Pada beberapa pasien dengan penyakit paru yang tidak merata pada semua bagian paru (tidak
mengenai kedua paru), memiringkan pasien pada posisi di mana area paru tidak terlibat lebih di
bawah akan meningkatkan oksigenasi.Hal ini karena gravitasi dan berat paru yang tergantung /
lebih di bawah. Pasien dengan hemoptysis berat atau secret/dahak banyak tidak boleh dalan
posisi seperti ini karena kemungkinan akan terjadi aspirasi darah atau secret ke area yang belum
terlibat.

1.Pemberian oksigen. Untuk atasi hipoksemia dan menaikkan PaO2

2. Ventilasi frekuensi tinggi jika kondisi pasien tidak bereaksi terhadap terapi yang diberikan ,
tindakan ini untuk memaksa jalan napas terbuka , meningkatkan oksigenasi dan mencegah
kolaps alveoli paru

3. Pemberian antibiotik untuk atasi infeksi

4. pemberian kortikosteroid untuk kurangi inflamasi

5. Pemberian vasopressor untuk pertahankan tekanan darah

11
Kesimpulan

Gagal napas terjadi apabila paru tidak lagi dapat memenuhi fungsi primernya dalam pertukaran
gas, yaitu oksigenasi darah arteria dan pembuangan karbon dioksida. Dari skenario laki-laki di
diagnose dengan gagal nafas akut berdasarkan hasil dari pemeriksaan fisik juga di sertai adanya
asidosis respiratorik. Maka dari itu di butuhkan penanganan yang tepat untuk tatalaksana dari
pasien tersebut.

DAFTAR PUSTAKA

1. Tanto.C, Liwang.F, Hanifati. S, Pradipta AE : kapita selekta kedokteran. edisi keempat.

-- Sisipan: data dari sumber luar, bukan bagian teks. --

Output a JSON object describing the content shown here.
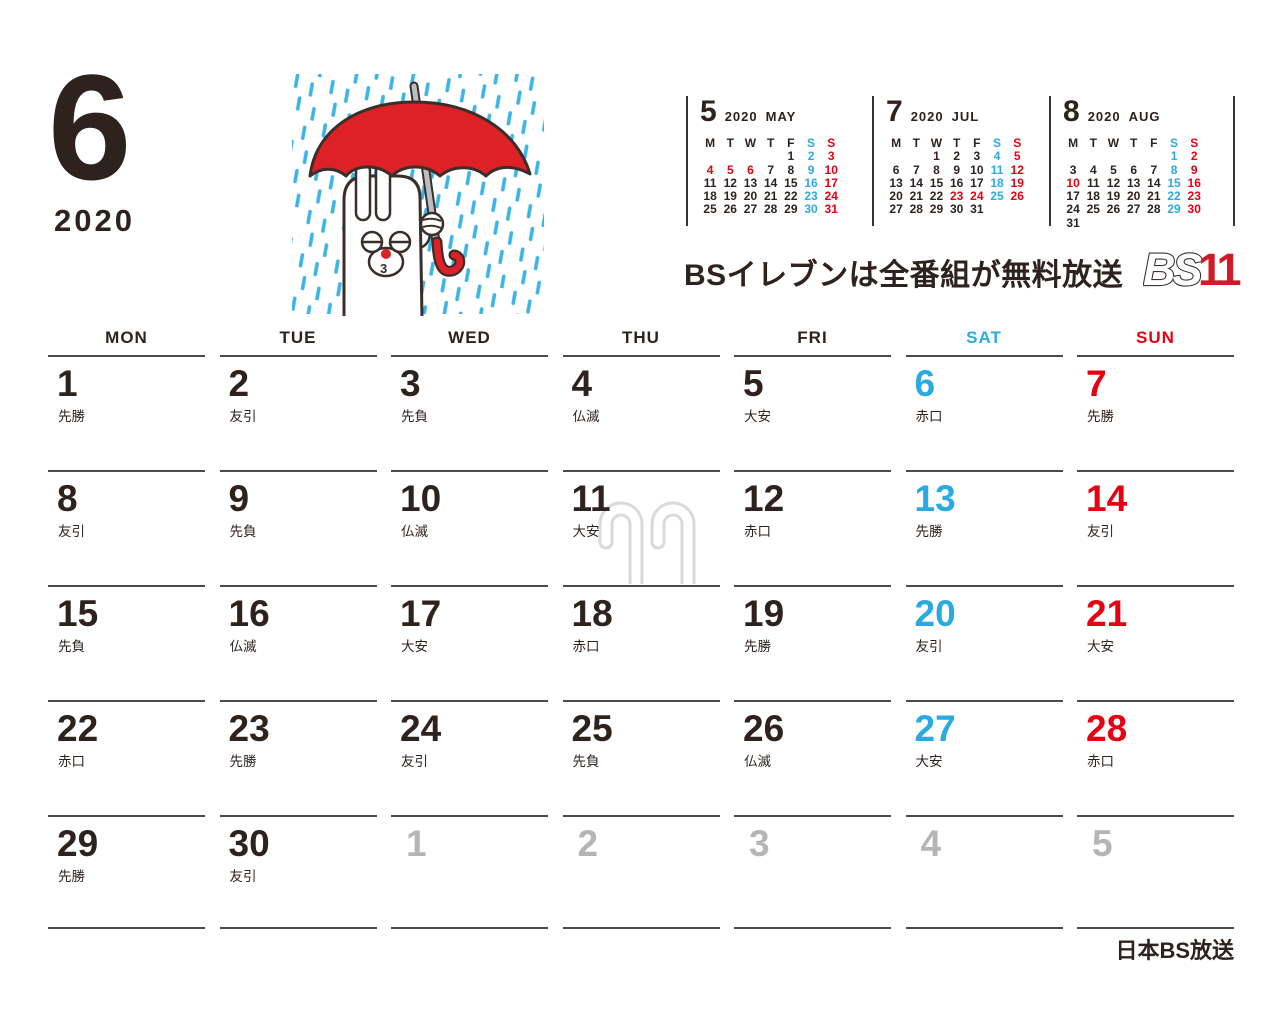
{
  "header": {
    "month_number": "6",
    "year": "2020"
  },
  "promo": {
    "text": "BSイレブンは全番組が無料放送",
    "logo_bs": "BS",
    "logo_11": "11"
  },
  "footer": {
    "company": "日本BS放送"
  },
  "colors": {
    "dark": "#2d221e",
    "blue": "#29abe2",
    "red": "#e60012",
    "gray": "#b5b5b5",
    "line": "#4d4a48",
    "umbrella_red": "#dd2127",
    "rain_blue": "#3cb4e6",
    "watermark_gray": "#dadada",
    "logo_red": "#cf1b29"
  },
  "mini_calendars": [
    {
      "month_number": "5",
      "year": "2020",
      "month_name": "MAY",
      "day_headers": [
        [
          "M",
          "k"
        ],
        [
          "T",
          "k"
        ],
        [
          "W",
          "k"
        ],
        [
          "T",
          "k"
        ],
        [
          "F",
          "k"
        ],
        [
          "S",
          "b"
        ],
        [
          "S",
          "r"
        ]
      ],
      "weeks": [
        [
          [
            "",
            ""
          ],
          [
            "",
            ""
          ],
          [
            "",
            ""
          ],
          [
            "",
            ""
          ],
          [
            "1",
            "k"
          ],
          [
            "2",
            "b"
          ],
          [
            "3",
            "r"
          ]
        ],
        [
          [
            "4",
            "r"
          ],
          [
            "5",
            "r"
          ],
          [
            "6",
            "r"
          ],
          [
            "7",
            "k"
          ],
          [
            "8",
            "k"
          ],
          [
            "9",
            "b"
          ],
          [
            "10",
            "r"
          ]
        ],
        [
          [
            "11",
            "k"
          ],
          [
            "12",
            "k"
          ],
          [
            "13",
            "k"
          ],
          [
            "14",
            "k"
          ],
          [
            "15",
            "k"
          ],
          [
            "16",
            "b"
          ],
          [
            "17",
            "r"
          ]
        ],
        [
          [
            "18",
            "k"
          ],
          [
            "19",
            "k"
          ],
          [
            "20",
            "k"
          ],
          [
            "21",
            "k"
          ],
          [
            "22",
            "k"
          ],
          [
            "23",
            "b"
          ],
          [
            "24",
            "r"
          ]
        ],
        [
          [
            "25",
            "k"
          ],
          [
            "26",
            "k"
          ],
          [
            "27",
            "k"
          ],
          [
            "28",
            "k"
          ],
          [
            "29",
            "k"
          ],
          [
            "30",
            "b"
          ],
          [
            "31",
            "r"
          ]
        ]
      ]
    },
    {
      "month_number": "7",
      "year": "2020",
      "month_name": "JUL",
      "day_headers": [
        [
          "M",
          "k"
        ],
        [
          "T",
          "k"
        ],
        [
          "W",
          "k"
        ],
        [
          "T",
          "k"
        ],
        [
          "F",
          "k"
        ],
        [
          "S",
          "b"
        ],
        [
          "S",
          "r"
        ]
      ],
      "weeks": [
        [
          [
            "",
            ""
          ],
          [
            "",
            ""
          ],
          [
            "1",
            "k"
          ],
          [
            "2",
            "k"
          ],
          [
            "3",
            "k"
          ],
          [
            "4",
            "b"
          ],
          [
            "5",
            "r"
          ]
        ],
        [
          [
            "6",
            "k"
          ],
          [
            "7",
            "k"
          ],
          [
            "8",
            "k"
          ],
          [
            "9",
            "k"
          ],
          [
            "10",
            "k"
          ],
          [
            "11",
            "b"
          ],
          [
            "12",
            "r"
          ]
        ],
        [
          [
            "13",
            "k"
          ],
          [
            "14",
            "k"
          ],
          [
            "15",
            "k"
          ],
          [
            "16",
            "k"
          ],
          [
            "17",
            "k"
          ],
          [
            "18",
            "b"
          ],
          [
            "19",
            "r"
          ]
        ],
        [
          [
            "20",
            "k"
          ],
          [
            "21",
            "k"
          ],
          [
            "22",
            "k"
          ],
          [
            "23",
            "r"
          ],
          [
            "24",
            "r"
          ],
          [
            "25",
            "b"
          ],
          [
            "26",
            "r"
          ]
        ],
        [
          [
            "27",
            "k"
          ],
          [
            "28",
            "k"
          ],
          [
            "29",
            "k"
          ],
          [
            "30",
            "k"
          ],
          [
            "31",
            "k"
          ],
          [
            "",
            ""
          ],
          [
            "",
            ""
          ]
        ]
      ]
    },
    {
      "month_number": "8",
      "year": "2020",
      "month_name": "AUG",
      "day_headers": [
        [
          "M",
          "k"
        ],
        [
          "T",
          "k"
        ],
        [
          "W",
          "k"
        ],
        [
          "T",
          "k"
        ],
        [
          "F",
          "k"
        ],
        [
          "S",
          "b"
        ],
        [
          "S",
          "r"
        ]
      ],
      "weeks": [
        [
          [
            "",
            ""
          ],
          [
            "",
            ""
          ],
          [
            "",
            ""
          ],
          [
            "",
            ""
          ],
          [
            "",
            ""
          ],
          [
            "1",
            "b"
          ],
          [
            "2",
            "r"
          ]
        ],
        [
          [
            "3",
            "k"
          ],
          [
            "4",
            "k"
          ],
          [
            "5",
            "k"
          ],
          [
            "6",
            "k"
          ],
          [
            "7",
            "k"
          ],
          [
            "8",
            "b"
          ],
          [
            "9",
            "r"
          ]
        ],
        [
          [
            "10",
            "r"
          ],
          [
            "11",
            "k"
          ],
          [
            "12",
            "k"
          ],
          [
            "13",
            "k"
          ],
          [
            "14",
            "k"
          ],
          [
            "15",
            "b"
          ],
          [
            "16",
            "r"
          ]
        ],
        [
          [
            "17",
            "k"
          ],
          [
            "18",
            "k"
          ],
          [
            "19",
            "k"
          ],
          [
            "20",
            "k"
          ],
          [
            "21",
            "k"
          ],
          [
            "22",
            "b"
          ],
          [
            "23",
            "r"
          ]
        ],
        [
          [
            "24",
            "k"
          ],
          [
            "25",
            "k"
          ],
          [
            "26",
            "k"
          ],
          [
            "27",
            "k"
          ],
          [
            "28",
            "k"
          ],
          [
            "29",
            "b"
          ],
          [
            "30",
            "r"
          ]
        ],
        [
          [
            "31",
            "k"
          ],
          [
            "",
            ""
          ],
          [
            "",
            ""
          ],
          [
            "",
            ""
          ],
          [
            "",
            ""
          ],
          [
            "",
            ""
          ],
          [
            "",
            ""
          ]
        ]
      ]
    }
  ],
  "main_calendar": {
    "day_headers": [
      [
        "MON",
        "k"
      ],
      [
        "TUE",
        "k"
      ],
      [
        "WED",
        "k"
      ],
      [
        "THU",
        "k"
      ],
      [
        "FRI",
        "k"
      ],
      [
        "SAT",
        "b"
      ],
      [
        "SUN",
        "r"
      ]
    ],
    "weeks": [
      [
        {
          "d": "1",
          "r": "先勝",
          "c": "k"
        },
        {
          "d": "2",
          "r": "友引",
          "c": "k"
        },
        {
          "d": "3",
          "r": "先負",
          "c": "k"
        },
        {
          "d": "4",
          "r": "仏滅",
          "c": "k"
        },
        {
          "d": "5",
          "r": "大安",
          "c": "k"
        },
        {
          "d": "6",
          "r": "赤口",
          "c": "b"
        },
        {
          "d": "7",
          "r": "先勝",
          "c": "r"
        }
      ],
      [
        {
          "d": "8",
          "r": "友引",
          "c": "k"
        },
        {
          "d": "9",
          "r": "先負",
          "c": "k"
        },
        {
          "d": "10",
          "r": "仏滅",
          "c": "k"
        },
        {
          "d": "11",
          "r": "大安",
          "c": "k"
        },
        {
          "d": "12",
          "r": "赤口",
          "c": "k"
        },
        {
          "d": "13",
          "r": "先勝",
          "c": "b"
        },
        {
          "d": "14",
          "r": "友引",
          "c": "r"
        }
      ],
      [
        {
          "d": "15",
          "r": "先負",
          "c": "k"
        },
        {
          "d": "16",
          "r": "仏滅",
          "c": "k"
        },
        {
          "d": "17",
          "r": "大安",
          "c": "k"
        },
        {
          "d": "18",
          "r": "赤口",
          "c": "k"
        },
        {
          "d": "19",
          "r": "先勝",
          "c": "k"
        },
        {
          "d": "20",
          "r": "友引",
          "c": "b"
        },
        {
          "d": "21",
          "r": "大安",
          "c": "r"
        }
      ],
      [
        {
          "d": "22",
          "r": "赤口",
          "c": "k"
        },
        {
          "d": "23",
          "r": "先勝",
          "c": "k"
        },
        {
          "d": "24",
          "r": "友引",
          "c": "k"
        },
        {
          "d": "25",
          "r": "先負",
          "c": "k"
        },
        {
          "d": "26",
          "r": "仏滅",
          "c": "k"
        },
        {
          "d": "27",
          "r": "大安",
          "c": "b"
        },
        {
          "d": "28",
          "r": "赤口",
          "c": "r"
        }
      ],
      [
        {
          "d": "29",
          "r": "先勝",
          "c": "k"
        },
        {
          "d": "30",
          "r": "友引",
          "c": "k"
        },
        {
          "d": "1",
          "r": "",
          "c": "g"
        },
        {
          "d": "2",
          "r": "",
          "c": "g"
        },
        {
          "d": "3",
          "r": "",
          "c": "g"
        },
        {
          "d": "4",
          "r": "",
          "c": "g"
        },
        {
          "d": "5",
          "r": "",
          "c": "g"
        }
      ]
    ]
  }
}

Jakarta: Media Aesculapius; 2014. Hlm 815.
2. Price. SA : Patofisiologi konsep klinis proses-proses penyakit. Edisi keenam.Jakarta:
EGC; 2014, hlm 374 & 824.
3. Sudoyo AW, Setiyohadi B, Alwi I, Simadibrata M, Setiati S. Buku Ajar Ilmu Penyakit
Dalam Jilid III edisi VI. Jakarta: Internal Publishing; 201. Hlm 4091.
4. Hartono. A : Buku Ajar Patofisiologi. Jakarta: EGC; 2014. Hlm 225

Sasaran Belajar

1. Mahasiswa mengetahui diagnosis


2. Mahasiswa mengetahui mekanisme gagal nafas akut
3. Mahasiswa mengetahui klasifikasi gagal nafas
4. Mahasiswa mengetahui asidosis respiratorik
5. Mahasiswa mengetahui tatalaksana gagal napas akut

Hipotesis

Pasien dengan sesak nafas dan penurunan kesadaran menderita gagal nafas akut.